RS wrote: "It seems to me that if I have something growing inside me, its up to me to decide whether it should remain."

But the choices are interrelated. Just as I can't tell you, "RS, get that thing out of your stomach (or keep it)," you can't say, "I'm going to keep this thing in my stomach, there's nothing you can do to stop me, and and you know what, you are going to be responsible for it when it comes out."

So, the woman decides whether the "something" growing inside is going to stay or go. Fair enough. I accept that for argument's sake. But I still don't how it's fair to bind the MAN to the WOMAN's decision.

I'm not arguing that man should be able to stop a woman from having an abortion. I am arguing that it's unfair for a woman to decide whether a man will have a child. Because the woman, by having the child, obligates the man to pay for the child. He's on the hook.

I'm not saying it's bad policy to require someone to take care of the child - I love kids, and if anything, I am sad that more are not better taken care of. But in philosophy la la land, there has to be something more than an appeal good policy. There has to be consistency.

I don't see how your position is consistent.

But it seems we are at loggerheads. Have a nice post-Thanksgiving.

On an unrelated note: Can you enable html for your comments? It makes rapping a lot easier since I can put your words in italics easily. For example, Bob's words would be in italics.


F-84 asks:

What's the principled basis for treating men and women differently as to reproductive decisions?


Maybe the principled basis is that the woman has something growing inside HER body while the male does not.

It seems to me that if I have something growing inside me, its up to me to decide whether it should remain.

Looks like a pretty good principle to me...I've seen worse.

Federalist No. 84

First, your hypotheticals presuppose that woman slept with the "bozo." So let's not pretend that someone who sleeps with bozos does not bear some responsibility for her choices. But the woman is your hypos wants an abortion. Fair enough. The man should not be able to stop her.

rs writes: "You want to give the MAN the right to control her body."

Nope. I am arguing against a double standard. It takes two to create a baby. But only one can decide whether to keep the baby (and thus hold liable for child support another party). The man has no control over the woman's body, but the woman has control over the man's body. If she keeps the child, she will obtain a percentage of the fruits of his labor.
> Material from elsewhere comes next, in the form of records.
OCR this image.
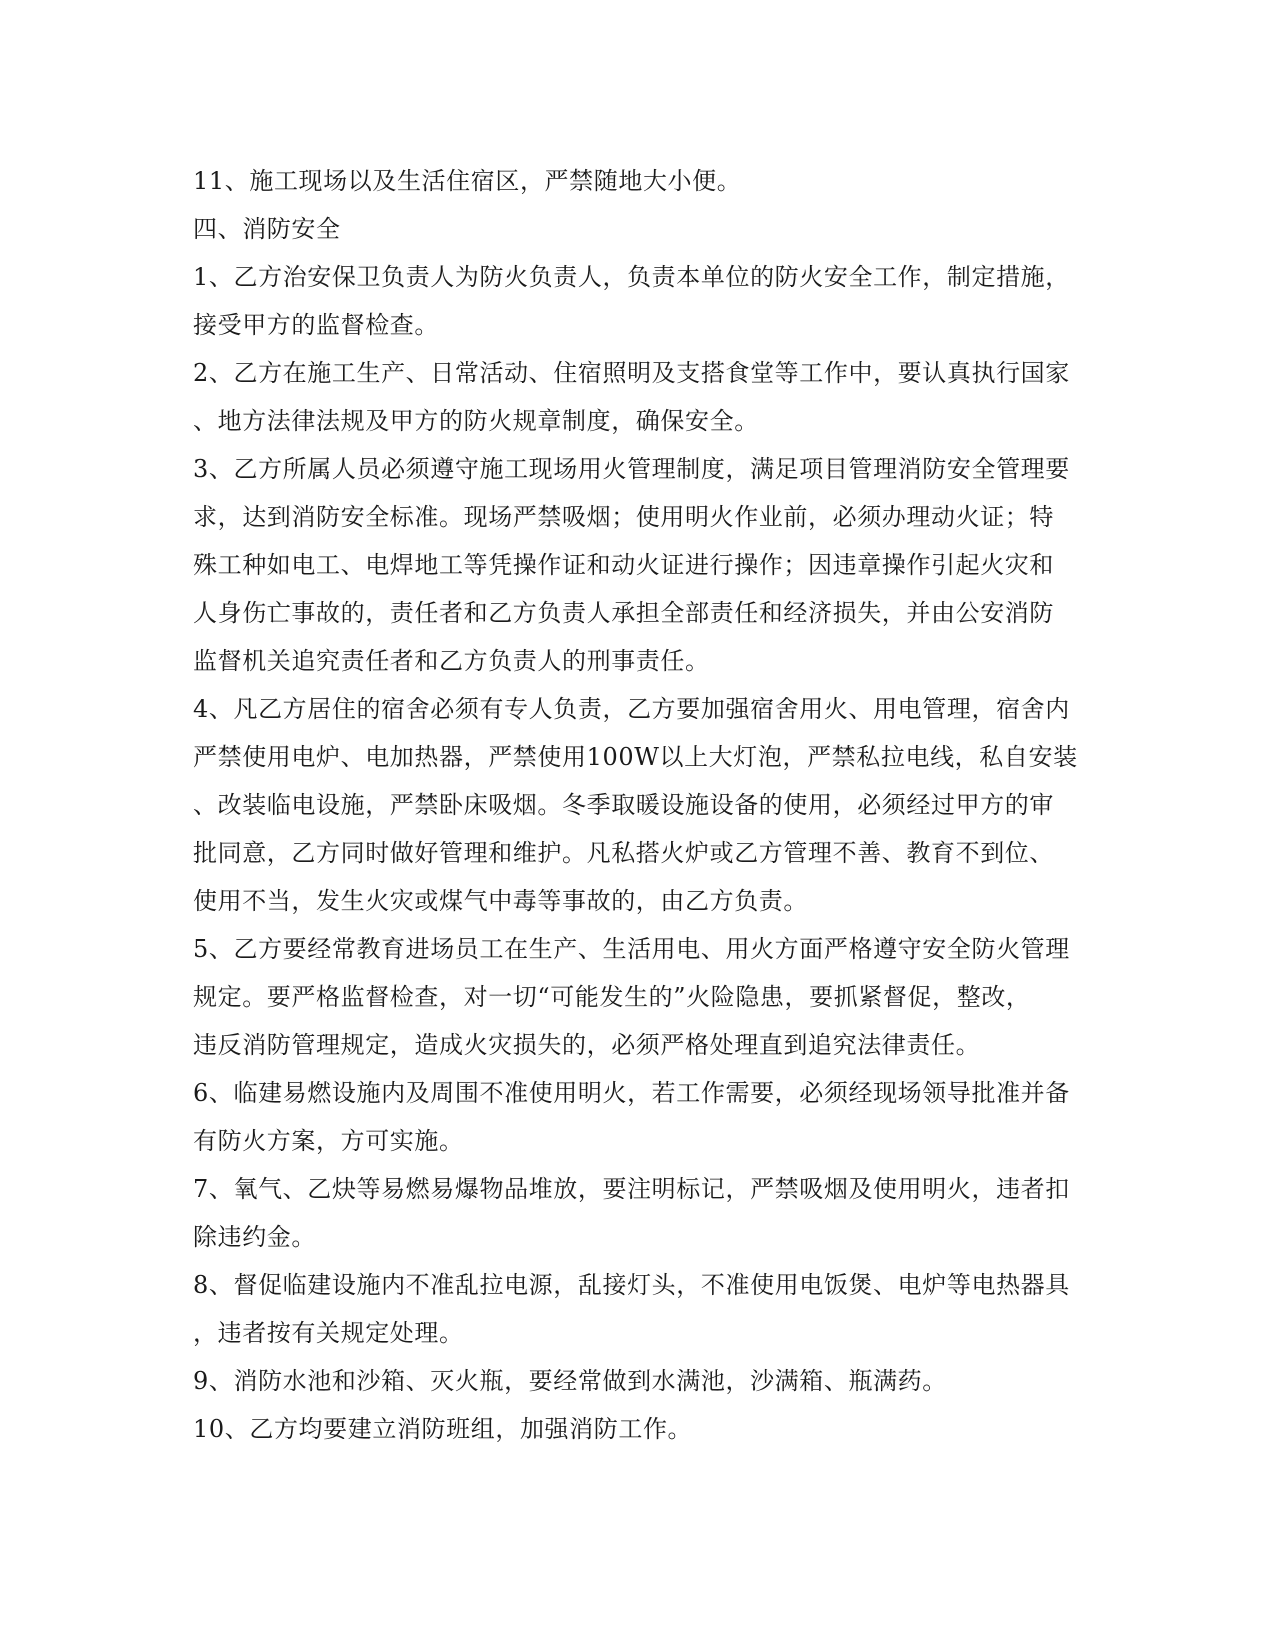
11、施工现场以及生活住宿区，严禁随地大小便。
四、消防安全
1、乙方治安保卫负责人为防火负责人，负责本单位的防火安全工作，制定措施，
接受甲方的监督检查。
2、乙方在施工生产、日常活动、住宿照明及支搭食堂等工作中，要认真执行国家
、地方法律法规及甲方的防火规章制度，确保安全。
3、乙方所属人员必须遵守施工现场用火管理制度，满足项目管理消防安全管理要
求，达到消防安全标准。现场严禁吸烟；使用明火作业前，必须办理动火证；特
殊工种如电工、电焊地工等凭操作证和动火证进行操作；因违章操作引起火灾和
人身伤亡事故的，责任者和乙方负责人承担全部责任和经济损失，并由公安消防
监督机关追究责任者和乙方负责人的刑事责任。
4、凡乙方居住的宿舍必须有专人负责，乙方要加强宿舍用火、用电管理，宿舍内
严禁使用电炉、电加热器，严禁使用100W以上大灯泡，严禁私拉电线，私自安装
、改装临电设施，严禁卧床吸烟。冬季取暖设施设备的使用，必须经过甲方的审
批同意，乙方同时做好管理和维护。凡私搭火炉或乙方管理不善、教育不到位、
使用不当，发生火灾或煤气中毒等事故的，由乙方负责。
5、乙方要经常教育进场员工在生产、生活用电、用火方面严格遵守安全防火管理
规定。要严格监督检查，对一切“可能发生的”火险隐患，要抓紧督促，整改，
违反消防管理规定，造成火灾损失的，必须严格处理直到追究法律责任。
6、临建易燃设施内及周围不准使用明火，若工作需要，必须经现场领导批准并备
有防火方案，方可实施。
7、氧气、乙炔等易燃易爆物品堆放，要注明标记，严禁吸烟及使用明火，违者扣
除违约金。
8、督促临建设施内不准乱拉电源，乱接灯头，不准使用电饭煲、电炉等电热器具
，违者按有关规定处理。
9、消防水池和沙箱、灭火瓶，要经常做到水满池，沙满箱、瓶满药。
10、乙方均要建立消防班组，加强消防工作。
That's involuntary servitude if the man does not want to be involved with the child's life.

Vague references to "male supremacy" and insinuations that I am making a certain type of pro-slavery/anti-woman argument are not persuasive, and not appreciated.

But it is a way to avoid my intial argument. So I'll ask again, "If choice is good as to reproductive decisions, then when will men get the right to choose to not be economically encumbered to a child they do not want?"

And let me say something. If a student answered your con law exam saying, "All law is politics, so why bother analyzing the question," you'd fail him or her. If your student attacked justices or implied they harbored offensive views (again, without analyzing the legal problem), you'd fail 'em. So let's stop calling names, e.g., "You want to give the MAN the right to control her body" and start talking turkey (it is Thanksgiving, after all).

What's the principled basis for treating men and women differently as to reproductive decisions? Why can the man not "enslave" the woman by making her not have an abortion, but the woman can enslave the man by requiring him to pay child support.


And I suppose that a woman would reply to a man, "Suppose someone got YOU pregnant and ran off, would you keep the baby?"

Of course not.

"Or suppose some bozo who didn't know how to use a condom correctly and who could barely support himself, whom you picked up in a bar, accidentally got YOU pregnant and decided you ought to become the mother of his child for the next eighteen years, when all you'd bargained for was an interesting evening."

No, F-84, this is why we give the WOMAN the right to control her body.

You want to give the MAN the right to control her body.

Same old, same old, male supremacy, MCP bit, that you seem to be advocating for the lesser breeds...females, in this case.

No slavery for one, no slavery for all!